Ce jeudi 11 septembre 2025, la 17e chambre du tribunal correctionnel de Paris a condamné Alain Soral à 12 mois d’emprisonnement ferme, sans possibilité d’aménagement ab initio, à 4 000 € d’amende et à 2 000 € de dommages et intérêts pour une série d’injures publiques et de provocations à la haine dirigées contre les communautés juives et roms, ainsi que des personnalités comme Agnès Buzyn, Yves Lévy et Jérôme Guedj. SOS Racisme, partie civile dans ce procès, salue la décision prononcée à l’encontre d’un professionnel de la haine, reconnu coupable pour des propos tenus en 2020 sur VK, YouTube et le site Égalité et Réconciliation.

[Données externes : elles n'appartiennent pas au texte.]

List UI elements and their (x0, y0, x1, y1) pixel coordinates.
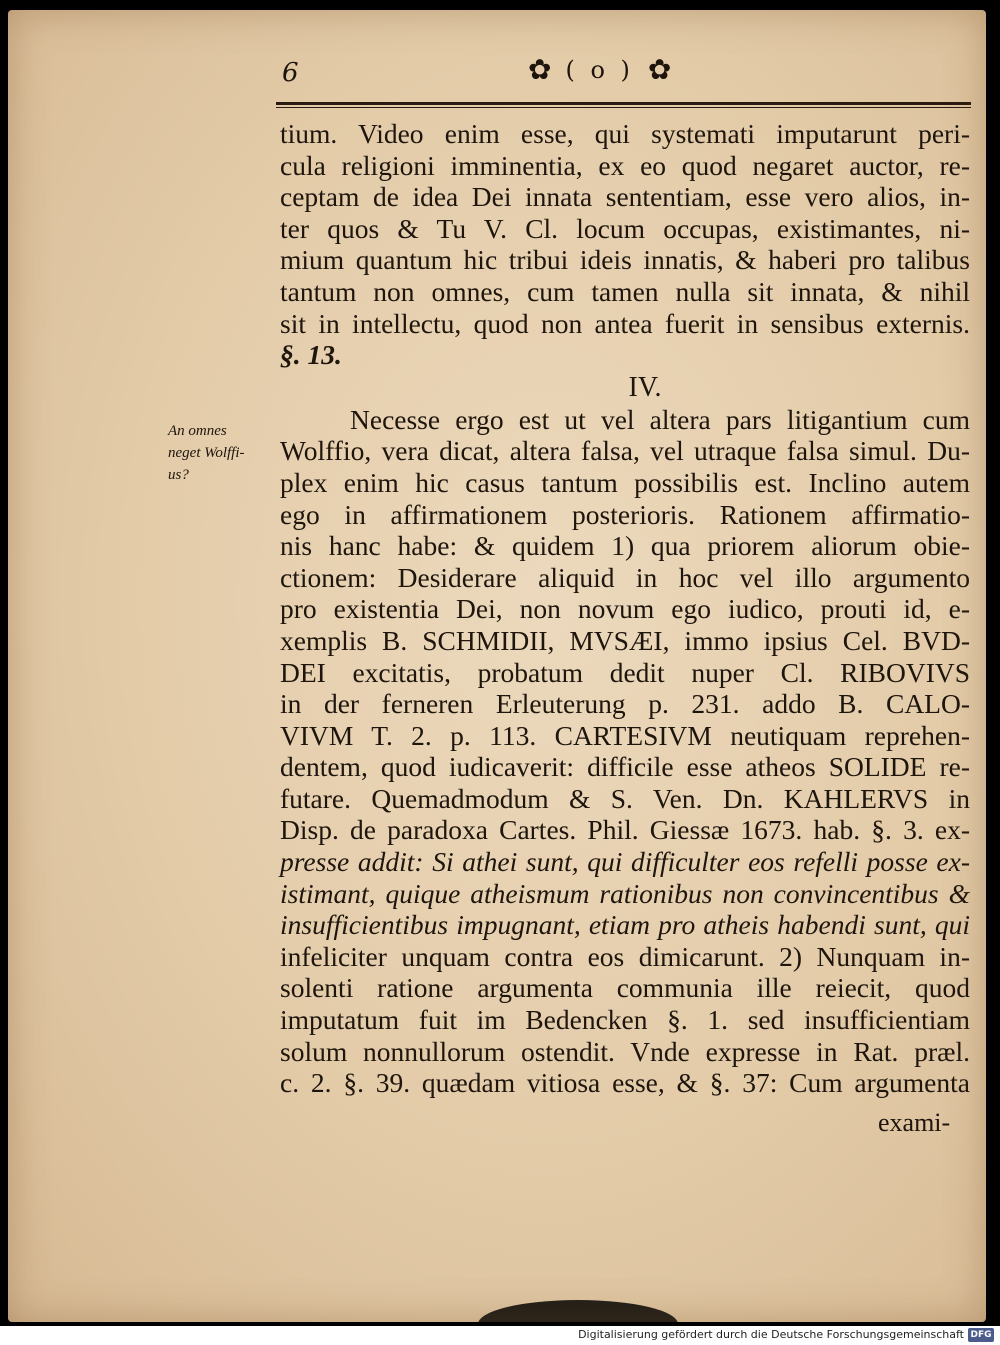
text-line: plex enim hic casus tantum possibilis est. Inclino autem (280, 466, 970, 498)
text-line: VIVM T. 2. p. 113. CARTESIVM neutiquam reprehen- (280, 719, 970, 751)
text-line: presse addit: Si athei sunt, qui difficulter eos refelli posse ex- (280, 846, 970, 878)
text-line: DEI excitatis, probatum dedit nuper Cl. RIBOVIVS (280, 656, 970, 688)
margin-note-line: us? (168, 467, 189, 483)
text-line: xemplis B. SCHMIDII, MVSÆI, immo ipsius Cel. BVD- (280, 624, 970, 656)
text-line: ceptam de idea Dei innata sententiam, esse vero alios, in- (280, 181, 970, 213)
header-rule (276, 102, 971, 108)
text-line: Wolffio, vera dicat, altera falsa, vel utraque falsa simul. Du- (280, 435, 970, 467)
page-header (270, 52, 970, 106)
rosette-ornament-icon: ✿ (647, 53, 672, 86)
text-line: ctionem: Desiderare aliquid in hoc vel illo argumento (280, 561, 970, 593)
text-line: cula religioni imminentia, ex eo quod negaret auctor, re- (280, 149, 970, 181)
page-damage (478, 1300, 678, 1322)
digitization-credit: Digitalisierung gefördert durch die Deutsche Forschungsgemeinschaft (578, 1328, 964, 1341)
rosette-ornament-icon: ✿ (528, 53, 552, 86)
text-line: Necesse ergo est ut vel altera pars litigantium cum (350, 403, 970, 435)
text-line: istimant, quique atheismum rationibus non convincentibus & (280, 877, 970, 909)
text-line: imputatum fuit im Bedencken §. 1. sed insufficientiam (280, 1004, 970, 1036)
margin-note-line: neget Wolffi- (168, 445, 245, 461)
dfg-logo-icon: DFG (968, 1328, 994, 1342)
text-line: insufficientibus impugnant, etiam pro atheis habendi sunt, qui (280, 909, 970, 941)
text-line: pro existentia Dei, non novum ego iudico, prouti id, e- (280, 593, 970, 625)
margin-note-line: An omnes (168, 423, 227, 439)
body-text (280, 118, 970, 1099)
text-line: solenti ratione argumenta communia ille reiecit, quod (280, 972, 970, 1004)
text-line: tantum non omnes, cum tamen nulla sit innata, & nihil (280, 275, 970, 307)
scanned-page (8, 10, 986, 1322)
catchword: exami- (878, 1108, 951, 1137)
text-line: §. 13. (280, 339, 342, 371)
text-line: c. 2. §. 39. quædam vitiosa esse, & §. 37: Cum argumenta (280, 1067, 970, 1099)
footer-bar (0, 1326, 1000, 1345)
page-number: 6 (282, 58, 299, 88)
header-ornaments (528, 53, 672, 86)
text-line: nis hanc habe: & quidem 1) qua priorem aliorum obie- (280, 530, 970, 562)
text-line: sit in intellectu, quod non antea fuerit in sensibus externis. (280, 307, 970, 339)
text-line: futare. Quemadmodum & S. Ven. Dn. KAHLERVS in (280, 782, 970, 814)
text-line: ego in affirmationem posterioris. Rationem affirmatio- (280, 498, 970, 530)
section-heading: IV. (628, 371, 662, 403)
text-line: infeliciter unquam contra eos dimicarunt. 2) Nunquam in- (280, 940, 970, 972)
text-line: dentem, quod iudicaverit: difficile esse atheos SOLIDE re- (280, 751, 970, 783)
text-line: Disp. de paradoxa Cartes. Phil. Giessæ 1673. hab. §. 3. ex- (280, 814, 970, 846)
signature-mark: ( o ) (565, 56, 634, 84)
text-line: solum nonnullorum ostendit. Vnde expresse in Rat. præl. (280, 1035, 970, 1067)
text-line: in der ferneren Erleuterung p. 231. addo B. CALO- (280, 688, 970, 720)
text-line: ter quos & Tu V. Cl. locum occupas, existimantes, ni- (280, 212, 970, 244)
text-line: mium quantum hic tribui ideis innatis, & haberi pro talibus (280, 244, 970, 276)
margin-note (168, 420, 278, 486)
text-line: tium. Video enim esse, qui systemati imputarunt peri- (280, 118, 970, 149)
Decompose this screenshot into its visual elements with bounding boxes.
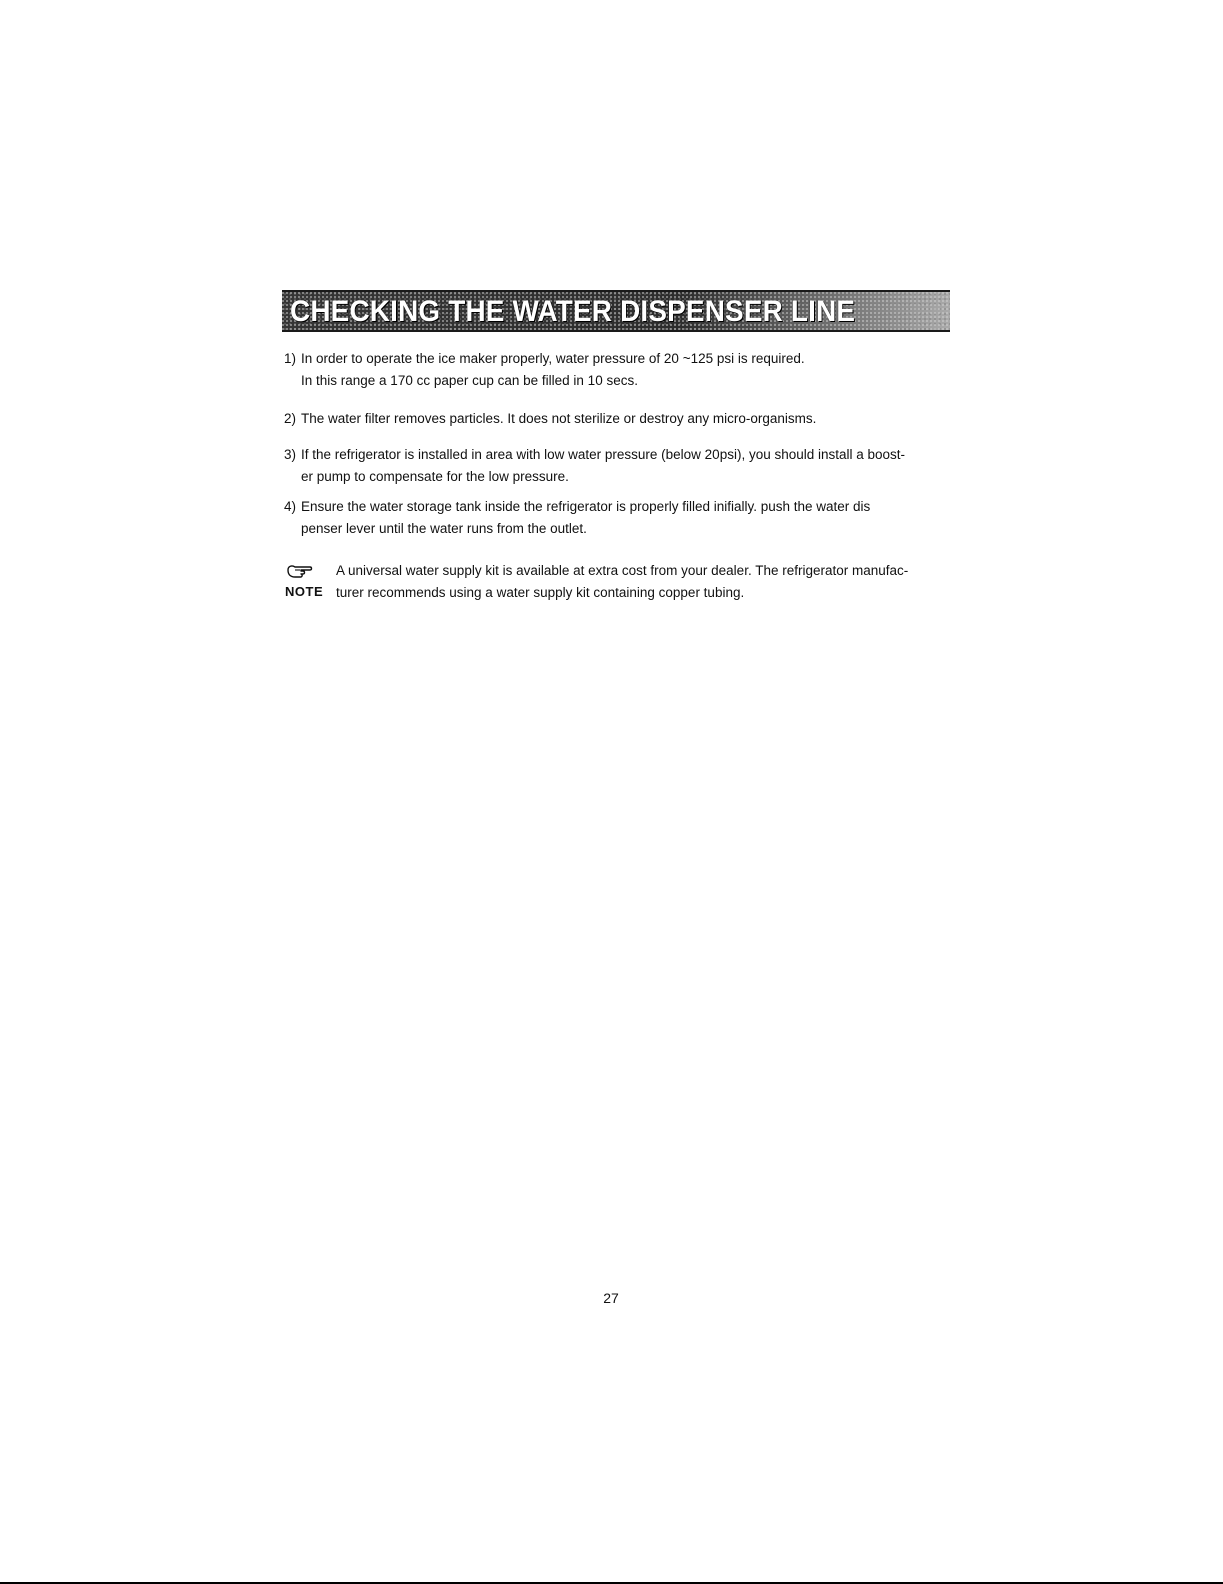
item-text-line: If the refrigerator is installed in area with low water pressure (below 20psi), you should install a boost-: [301, 447, 906, 462]
item-text-line: penser lever until the water runs from the outlet.: [301, 521, 587, 536]
item-number: 2): [284, 411, 297, 426]
item-text-line: In this range a 170 cc paper cup can be filled in 10 secs.: [301, 373, 638, 388]
item-text-line: Ensure the water storage tank inside the refrigerator is properly filled inifially. push the water dis: [301, 499, 871, 514]
pointing-hand-icon: [286, 562, 316, 582]
section-title-banner: [282, 290, 950, 332]
item-number: 4): [284, 499, 297, 514]
instruction-item-4: [284, 496, 944, 540]
note-text-line: A universal water supply kit is available at extra cost from your dealer. The refrigerator manufac-: [336, 563, 909, 578]
item-text-line: er pump to compensate for the low pressure.: [301, 469, 569, 484]
page-number: 27: [603, 1290, 619, 1306]
note-marker: [284, 562, 324, 602]
note-text: [336, 560, 946, 604]
note-block: [284, 560, 946, 608]
item-text-line: In order to operate the ice maker properly, water pressure of 20 ~125 psi is required.: [301, 351, 805, 366]
note-text-line: turer recommends using a water supply kit containing copper tubing.: [336, 585, 745, 600]
item-text-line: The water filter removes particles. It does not sterilize or destroy any micro-organisms.: [301, 411, 817, 426]
instruction-item-2: [284, 408, 944, 430]
item-number: 1): [284, 351, 297, 366]
section-title: CHECKING THE WATER DISPENSER LINE: [290, 295, 856, 328]
item-number: 3): [284, 447, 297, 462]
instruction-item-3: [284, 444, 944, 488]
instruction-item-1: [284, 348, 944, 392]
note-label: NOTE: [285, 584, 324, 599]
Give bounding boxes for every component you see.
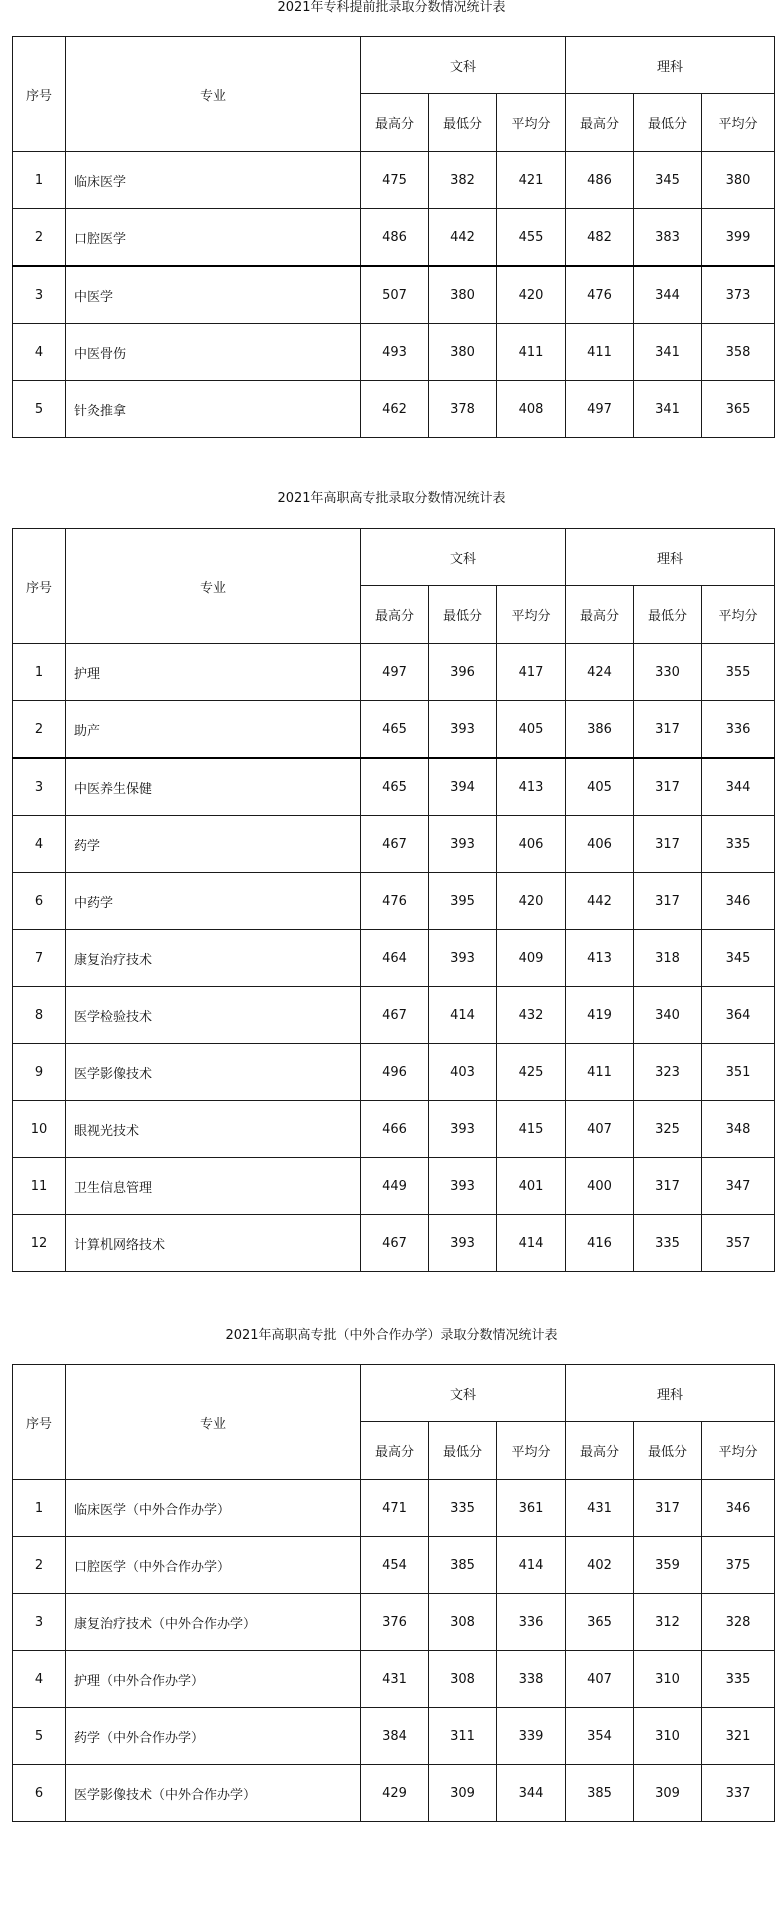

En effet, Alain Soral assimilait les Roms à des « virus », des « voleurs » et des « animaux », les présentant comme une « sous-race ». Ces propos déshumanisants et stigmatisants dépassent toute liberté d’expression et alimentent la haine envers une communauté déjà marginalisée.
A l’endroit des Juifs, il utilisait des expressions telles qu’« oligarchie parasitaire et prédatrice » ou « synagogue de Satan », et appelait à « nommer l’ennemi » pour « entrer en guerre ». Par ces termes, Alain Soral convoque une vieille rhétorique antisémite versant dans un complotisme obsessionnel. En effet, par ses propos bien peu originaux, Alain Soral désigne les personnes juives comme les membres d’une élite malveillante affairée à mettre en œuvre un complot juif mondial visant à nuire au peuple.
Le tribunal a également retenu le délit de provocation publique non suivie d’effet à un crime ou délit portant atteinte aux intérêts fondamentaux de la Nation, Alain Soral ayant invoqué la révolution par les armes et non par la voie démocratique, et appelé son public à participer à un mouvement insurrectionnel.
Ces propos, largement diffusés, ont eu un impact concret dans un contexte d’augmentation des actes et paroles antisémites depuis le 7 octobre ainsi que celle des actes racistes à l’encontre des Roms.
Le tribunal a retenu la gravité et la répétition des propos, l’intention de nuire, la récidive d’Alain Soral (dont le casier judiciaire comporte 29 mentions entre 2014 et 2024, avec plusieurs condamnations pour injures publiques, provocation à la haine ou contestation de crimes contre l’Humanité) ainsi que sa responsabilité éditoriale en tant que directeur de publication.
Selon Dominique Sopo, président de SOS Racisme, « la condamnation d’Alain Soral est un rappel que nos lois ont tenu à empêcher que notre société soit traversée par la haine de l’Autre. A une époque où les paroles et actes racistes et antisémites se déploient avec la force qu’on leur connaît, puisse ce jugement faire réfléchir non pas tant les professionnels de la haine que celles et ceux qui, dans le débat public, relaient leurs paroles, les appuient ou font silence devant elles. »
Alain Soral, absent à l’audience, peut faire appel. En attendant, le tribunal a ordonné la publication d’un communiqué judiciaire dans Le Monde et Le Figaro, ainsi que le versement de 2 000 € de dommages et intérêts aux parties civiles, dont SOS Racisme, représentée par Maître Lucas Veil.